チャトゥルサナ
子供の姿をした4人の神様
チャトゥルサナとは、ヒンドゥー教の聖典『バーガヴァタ・プラーナ』に登場する、4人の神様のことです。童子の姿をしていることから、「4人のクマーラ(童子)」とも呼ばれます。童子の姿で描かれるのは、彼らがヒンドゥー教の聖典を学び、悟りを開いたのが4~5歳の頃だとされているからです。それぞれの名前と意味は以下の通りです。
- サナカ(古代)
- サエンダナ(至福)
- サエタナ(永遠)
- サナト(永遠の若者)
彼らは、ブラフマーという神様から誕生しました。ブラフマーはヒンドゥー教の創造神で、ヴィシュヌ神やシヴァ神とともに最高神に位置づけられた神様です。ブラフマーには河の女神であるサラスヴァティーという妻がいますが、チャトゥルサナは2人の子ではありません。なぜなら、チャトゥルサナはブラフマーが自分の精神から生み出した子たちだからです。ブラフマーは自分の御業をサポートさせるため、チャトゥルサナに子孫を作ってほしいと思っていましたが、彼らはブラフマチャーリヤ(禁欲)を守り通し、ヴィシュヌ神へその身を捧げ、至高の存在へとのぼりました。彼らは年を取っても変わらず子供の姿のまま、この宇宙を放浪していると考えられています。
サナト・クマーラとは
4人の中でも単体で聖典に頻繁に登場するのが、サナトです。サナト・クマーラは「永遠の若者」を司ります。彼が登場する聖典は、近代神智学やニューエイジにも取り入れられています。近代神智学では「サナット・クマラ」と記述され、「炎の主(Lords of the Flame)」という超然的な存在の一人のことを指します。
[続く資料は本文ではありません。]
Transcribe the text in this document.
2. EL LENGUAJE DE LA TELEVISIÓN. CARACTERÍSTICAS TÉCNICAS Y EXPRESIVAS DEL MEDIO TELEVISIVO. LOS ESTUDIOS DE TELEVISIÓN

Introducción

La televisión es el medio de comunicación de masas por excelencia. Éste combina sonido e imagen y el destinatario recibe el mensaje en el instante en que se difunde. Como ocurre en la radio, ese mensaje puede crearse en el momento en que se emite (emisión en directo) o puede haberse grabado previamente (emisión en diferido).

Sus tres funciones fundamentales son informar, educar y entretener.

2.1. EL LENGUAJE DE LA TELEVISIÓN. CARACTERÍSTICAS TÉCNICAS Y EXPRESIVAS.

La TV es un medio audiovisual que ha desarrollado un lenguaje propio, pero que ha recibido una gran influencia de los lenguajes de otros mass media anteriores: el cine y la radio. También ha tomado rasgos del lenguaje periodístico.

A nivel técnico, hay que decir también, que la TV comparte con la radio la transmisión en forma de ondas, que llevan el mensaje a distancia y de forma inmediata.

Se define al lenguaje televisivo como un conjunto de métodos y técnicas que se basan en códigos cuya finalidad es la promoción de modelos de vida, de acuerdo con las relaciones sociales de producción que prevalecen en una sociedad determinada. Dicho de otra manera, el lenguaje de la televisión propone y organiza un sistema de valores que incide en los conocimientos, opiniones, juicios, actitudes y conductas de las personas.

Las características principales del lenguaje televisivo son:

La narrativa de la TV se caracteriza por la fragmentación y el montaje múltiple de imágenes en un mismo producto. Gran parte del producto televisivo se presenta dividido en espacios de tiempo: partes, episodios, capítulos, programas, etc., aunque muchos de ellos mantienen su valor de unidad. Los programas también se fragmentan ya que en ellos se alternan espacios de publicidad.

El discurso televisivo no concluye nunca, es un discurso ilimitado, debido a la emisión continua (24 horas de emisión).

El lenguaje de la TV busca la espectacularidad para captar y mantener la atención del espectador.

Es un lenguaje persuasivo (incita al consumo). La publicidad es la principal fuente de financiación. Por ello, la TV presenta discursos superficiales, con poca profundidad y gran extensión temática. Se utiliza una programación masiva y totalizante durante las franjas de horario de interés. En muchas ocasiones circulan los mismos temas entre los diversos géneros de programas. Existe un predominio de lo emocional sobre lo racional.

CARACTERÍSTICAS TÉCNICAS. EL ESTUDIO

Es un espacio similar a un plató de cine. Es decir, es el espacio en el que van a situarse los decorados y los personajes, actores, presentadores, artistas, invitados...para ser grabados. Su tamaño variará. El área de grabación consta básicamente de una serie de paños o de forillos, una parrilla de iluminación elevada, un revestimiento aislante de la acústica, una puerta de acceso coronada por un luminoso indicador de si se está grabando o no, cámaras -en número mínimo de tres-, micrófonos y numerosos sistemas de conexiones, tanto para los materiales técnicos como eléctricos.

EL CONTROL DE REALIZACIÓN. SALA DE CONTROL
地球のロゴス(地球の創造神)から「物質界を繁栄させよ」との命を受け、サナト・クマーラを含む「炎の主」104人は、およそ1850万年前に金星からやってきました。その中でサナト・クマーラはエーテル体を身にまとい、人類の進化を促進・指導する「マハトマ」という偉大なリーダーとして位置づけられています。このように、チャトゥルサナの中でもとりわけ「サナト・クマーラ」は、近代神智学やニューエイジの教義に影響を与えたのです。